A tel point que sur les réseaux sociaux, les esprits les plus critiques ont immédiatement dressé des parallèles avec les annonces de candidature ratées dans l'histoire. Quelles sont-elles ? Allons fouiller les archives. Impossible de ne pas évoquer Édouard Balladur en 1995, sous les ors de Matignon : 

Le Premier ministre de cohabitation (1993-1995) voulait s'appuyer ainsi sur son bilan pour conquérir l’Élysée. Mais son bilan fut son boulet, et cette allocution depuis son bureau l'étiqueta comme le candidat sortant.

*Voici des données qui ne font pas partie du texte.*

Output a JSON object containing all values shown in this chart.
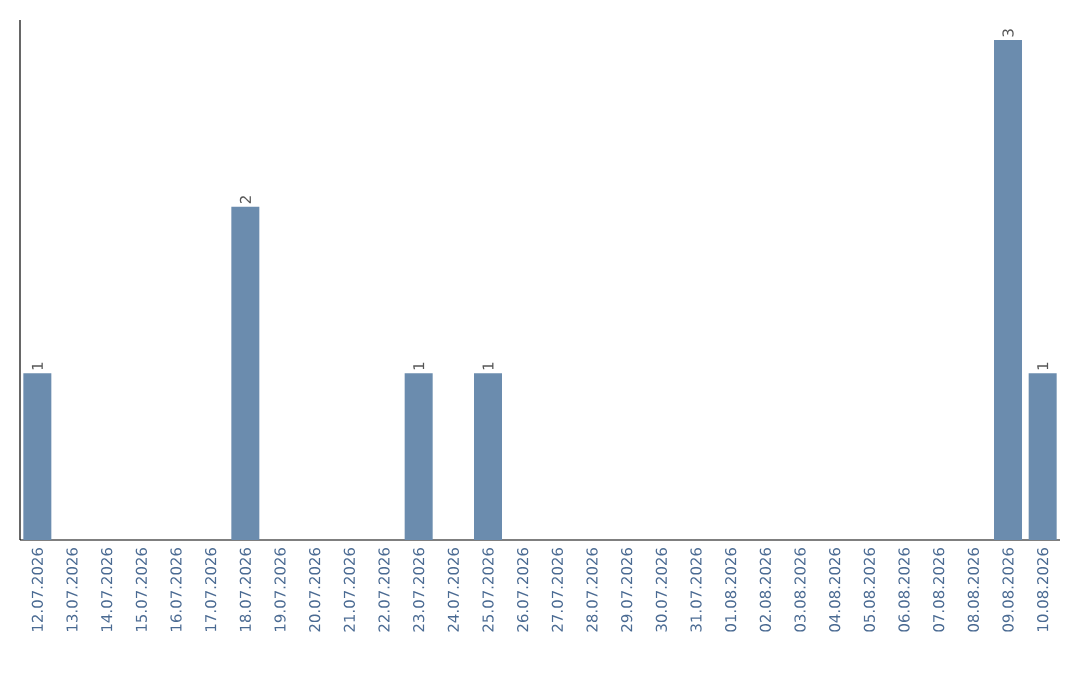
{
  "chart_data": {
    "type": "bar",
    "categories": [
      "12.07.2026",
      "13.07.2026",
      "14.07.2026",
      "15.07.2026",
      "16.07.2026",
      "17.07.2026",
      "18.07.2026",
      "19.07.2026",
      "20.07.2026",
      "21.07.2026",
      "22.07.2026",
      "23.07.2026",
      "24.07.2026",
      "25.07.2026",
      "26.07.2026",
      "27.07.2026",
      "28.07.2026",
      "29.07.2026",
      "30.07.2026",
      "31.07.2026",
      "01.08.2026",
      "02.08.2026",
      "03.08.2026",
      "04.08.2026",
      "05.08.2026",
      "06.08.2026",
      "07.08.2026",
      "08.08.2026",
      "09.08.2026",
      "10.08.2026"
    ],
    "values": [
      1,
      0,
      0,
      0,
      0,
      0,
      2,
      0,
      0,
      0,
      0,
      1,
      0,
      1,
      0,
      0,
      0,
      0,
      0,
      0,
      0,
      0,
      0,
      0,
      0,
      0,
      0,
      0,
      3,
      1
    ],
    "value_labels": [
      "1",
      null,
      null,
      null,
      null,
      null,
      "2",
      null,
      null,
      null,
      null,
      "1",
      null,
      "1",
      null,
      null,
      null,
      null,
      null,
      null,
      null,
      null,
      null,
      null,
      null,
      null,
      null,
      null,
      "3",
      "1"
    ],
    "color": "#6b8cae",
    "ylim": [
      0,
      3.12
    ],
    "tick_labels": "x"
  }
}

Il fut d'ailleurs bien vite sorti. 

La France au fond des yeux

Les entrées en campagne depuis les territoires, comme l'on dit, semblent plus efficaces : c'est François Hollande en 2011 depuis la Corrèze. C'est Valéry Giscard d'Estaing, qui veut "regarder la France au fond des yeux", depuis Chamalières, dans le Puy-de-Dôme. Des candidatures incarnées, humaines, collectives, racontent les images. 

Ce fut l'effet inverse que provoqua Lionel Jospin, avec sa déclaration par un simple fax à l'Agence France Presse. L'initiative fut jugée impersonnelle, administrative et distante. Même si, soyons honnêtes, l'on révise toujours a posteriori le jugement à la lueur du résultat des urnes. 

Toujours est-il qu'aucun candidat majeur n'a encore fait sa déclaration sur Twitter, ce qui serait un peu la version 2019 du fax jospinien. 

Quel est la bonne méthode, quel est le bon calendrier ? De Gaulle en 1965, Mitterrand en 1988 s'y prennent tard, un mois avant le premier tour. Ils sont chefs d'état en exercice et veulent montrer qu'ils sont jusqu'au bout dévoués à leurs fonctions, loin du fracas électoral :

Mais se déclarer trop tôt peut être risqué. En 1974, Jacques Chaban-Delmas s'empressa de se mettre sur les rangs. Seulement quelques jours après le décès du président Georges Pompidou : 

Trop empressé, donc maladroit, Chaban-Delmas se mit à dos une partie de ces fameux "amis de l'UDR"... 

Revenons-en à Nathalie Loiseau. Peu d'antécédents, somme toute, à ce type de candidature "coup de théâtre en direct". 

Les semaines qui viennent diront si elle complète la liste des méthodes à éviter, ou bien si les réactions amusées ont au moins servi à faire parler de cette tentative, à installer cette candidature auprès des électeurs et du grand public. Car en la matière, rien n'est pire que l'indifférence.